Не обращаясь ни к кому, Трофим Яковлевич говорит:

— Нету… Нету ему никакого интересу жить!

А я думаю: «Пора. Иначе будет поздно. Но как?..» И я вспоминаю нашу холодную квартиру с водой в тазу, покрытой ледяной коркой, и больного брата с завязанной головой.

— Трофим Яковлевич, — нерешительно говорю я, когда мы спускаемся к выходу, — у меня болен брат, а нам… ну, нам нечем топить. Вы не помогли бы?

— А чем раньше-то топили?

— Книгами.

— Пошли, — говорит он коротко.

И мимо Макаровой, равнодушно смотрящей на нас и пережевывающей свою котлету, мы выходим во двор. В его углу — маленький низкий кирпичный домик, над которым высится большая труба. Я чувствую запах угля.

Трофим Яковлевич одной рукой открывает дверь, и я, стоя за ним, вижу громадную длинную лестницу, ведущую вниз, где на цементном полу блестит темная необозримая лужа. В нее уложены кирпичи. Слышен женский смех.

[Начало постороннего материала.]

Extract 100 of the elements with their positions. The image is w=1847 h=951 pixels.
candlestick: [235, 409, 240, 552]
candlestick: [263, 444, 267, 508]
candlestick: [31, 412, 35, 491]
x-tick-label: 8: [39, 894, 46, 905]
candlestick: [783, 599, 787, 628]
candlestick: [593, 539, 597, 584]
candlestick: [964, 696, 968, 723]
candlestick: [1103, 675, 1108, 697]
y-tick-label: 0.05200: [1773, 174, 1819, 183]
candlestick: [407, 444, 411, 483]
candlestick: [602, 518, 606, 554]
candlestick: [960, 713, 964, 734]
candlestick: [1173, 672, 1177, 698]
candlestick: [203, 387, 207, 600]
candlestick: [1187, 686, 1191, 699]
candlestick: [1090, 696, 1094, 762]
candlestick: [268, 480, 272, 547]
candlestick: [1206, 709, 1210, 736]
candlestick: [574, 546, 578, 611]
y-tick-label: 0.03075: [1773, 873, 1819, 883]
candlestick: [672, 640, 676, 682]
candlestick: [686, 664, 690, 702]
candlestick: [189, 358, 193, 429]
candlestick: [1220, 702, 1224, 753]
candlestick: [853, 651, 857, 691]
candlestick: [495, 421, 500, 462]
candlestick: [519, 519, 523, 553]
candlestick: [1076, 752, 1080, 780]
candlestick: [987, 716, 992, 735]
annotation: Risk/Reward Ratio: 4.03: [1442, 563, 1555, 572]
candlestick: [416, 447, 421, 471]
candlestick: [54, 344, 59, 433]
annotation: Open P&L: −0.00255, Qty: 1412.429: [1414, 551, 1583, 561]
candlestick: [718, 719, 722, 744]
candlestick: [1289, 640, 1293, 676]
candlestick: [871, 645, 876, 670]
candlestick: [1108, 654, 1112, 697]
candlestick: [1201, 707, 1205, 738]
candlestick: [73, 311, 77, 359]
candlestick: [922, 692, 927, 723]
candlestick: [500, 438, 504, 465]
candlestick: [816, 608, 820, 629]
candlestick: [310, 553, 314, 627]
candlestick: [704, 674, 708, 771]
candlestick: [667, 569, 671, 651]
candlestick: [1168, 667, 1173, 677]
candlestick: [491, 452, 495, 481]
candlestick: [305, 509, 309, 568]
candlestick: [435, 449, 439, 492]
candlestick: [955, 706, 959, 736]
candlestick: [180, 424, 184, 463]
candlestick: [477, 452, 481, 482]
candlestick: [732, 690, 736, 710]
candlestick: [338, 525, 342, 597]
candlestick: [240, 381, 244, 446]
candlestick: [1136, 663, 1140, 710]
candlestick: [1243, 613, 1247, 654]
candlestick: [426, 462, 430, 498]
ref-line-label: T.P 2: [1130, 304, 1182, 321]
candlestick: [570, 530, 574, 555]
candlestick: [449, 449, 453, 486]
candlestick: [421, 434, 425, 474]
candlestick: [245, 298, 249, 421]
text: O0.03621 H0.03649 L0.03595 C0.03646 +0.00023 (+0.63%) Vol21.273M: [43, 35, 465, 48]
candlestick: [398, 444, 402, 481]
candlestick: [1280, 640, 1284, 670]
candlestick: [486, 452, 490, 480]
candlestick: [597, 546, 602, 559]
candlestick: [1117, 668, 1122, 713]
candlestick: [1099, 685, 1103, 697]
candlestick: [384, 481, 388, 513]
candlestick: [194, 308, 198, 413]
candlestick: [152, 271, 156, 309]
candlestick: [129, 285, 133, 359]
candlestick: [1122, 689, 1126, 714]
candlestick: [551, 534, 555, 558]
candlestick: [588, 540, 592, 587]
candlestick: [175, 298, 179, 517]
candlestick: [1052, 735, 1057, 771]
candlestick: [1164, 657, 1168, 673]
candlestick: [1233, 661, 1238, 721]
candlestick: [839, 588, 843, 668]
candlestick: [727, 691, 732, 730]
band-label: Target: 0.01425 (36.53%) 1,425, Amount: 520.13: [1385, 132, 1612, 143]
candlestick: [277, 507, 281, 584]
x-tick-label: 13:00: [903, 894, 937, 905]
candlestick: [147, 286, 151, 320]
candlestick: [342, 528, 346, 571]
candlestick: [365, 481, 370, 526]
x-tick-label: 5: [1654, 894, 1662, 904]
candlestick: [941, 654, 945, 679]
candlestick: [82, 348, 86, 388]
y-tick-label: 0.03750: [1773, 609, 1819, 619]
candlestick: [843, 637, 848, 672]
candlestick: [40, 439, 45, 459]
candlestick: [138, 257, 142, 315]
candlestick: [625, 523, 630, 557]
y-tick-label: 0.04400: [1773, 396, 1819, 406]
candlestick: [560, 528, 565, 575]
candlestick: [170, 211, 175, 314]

— Кто там? — раздается снизу молодой мужской голос.

— Гришу кликни.

— Дядя Гриша, к тебе!

Снова раздается смех. Вытирая рот рукавом и сладко морщась, к лестнице идет человек в замасленном комбинезоне. Он поднимает голову:

— Ты, Трофим?

— Я. Слышь-ко, Гриша! Дай ему угля. — И Трофим Яковлевич указывает на меня.

Тот мычит неопределенно.

— Мама рада! — слышим мы снизу. — Папа рад! — И снова женский смех. — Я не пью денатурат! — Смех сильнее. — Я не пью денатурат, я коплю на аппарат. — Слышно чмоканье. — Я коплю на аппарат. Очень нужен аппарат — очищать денатурат!

К хихиканью присоединяется еще один женский голос.

— И я! И я! — Вслед за этими словами снова чмоканье.

— Кто? — спрашивает Трофим Яковлевич.

— А, патрули… Их с кухни-то — того… Авессалом выгнал… — Дядя Гриша счастливо улыбается и икает. — Щас, милый, дам, не бойся!

Он исчезает и через несколько минут возвращается со старой солдатской шапкой, наполненной углем.

— Спасибо!

И я, взяв шапку, выхожу вместе с Трофимом Яковлевичем.

Он протягивает мне руку.

— Ну, прощай.

— Спасибо вам!

Он внимательно смотрит на меня.

— Слышь-ко… Скажи вот мне, правда ли то, что ты читал про портрет-то?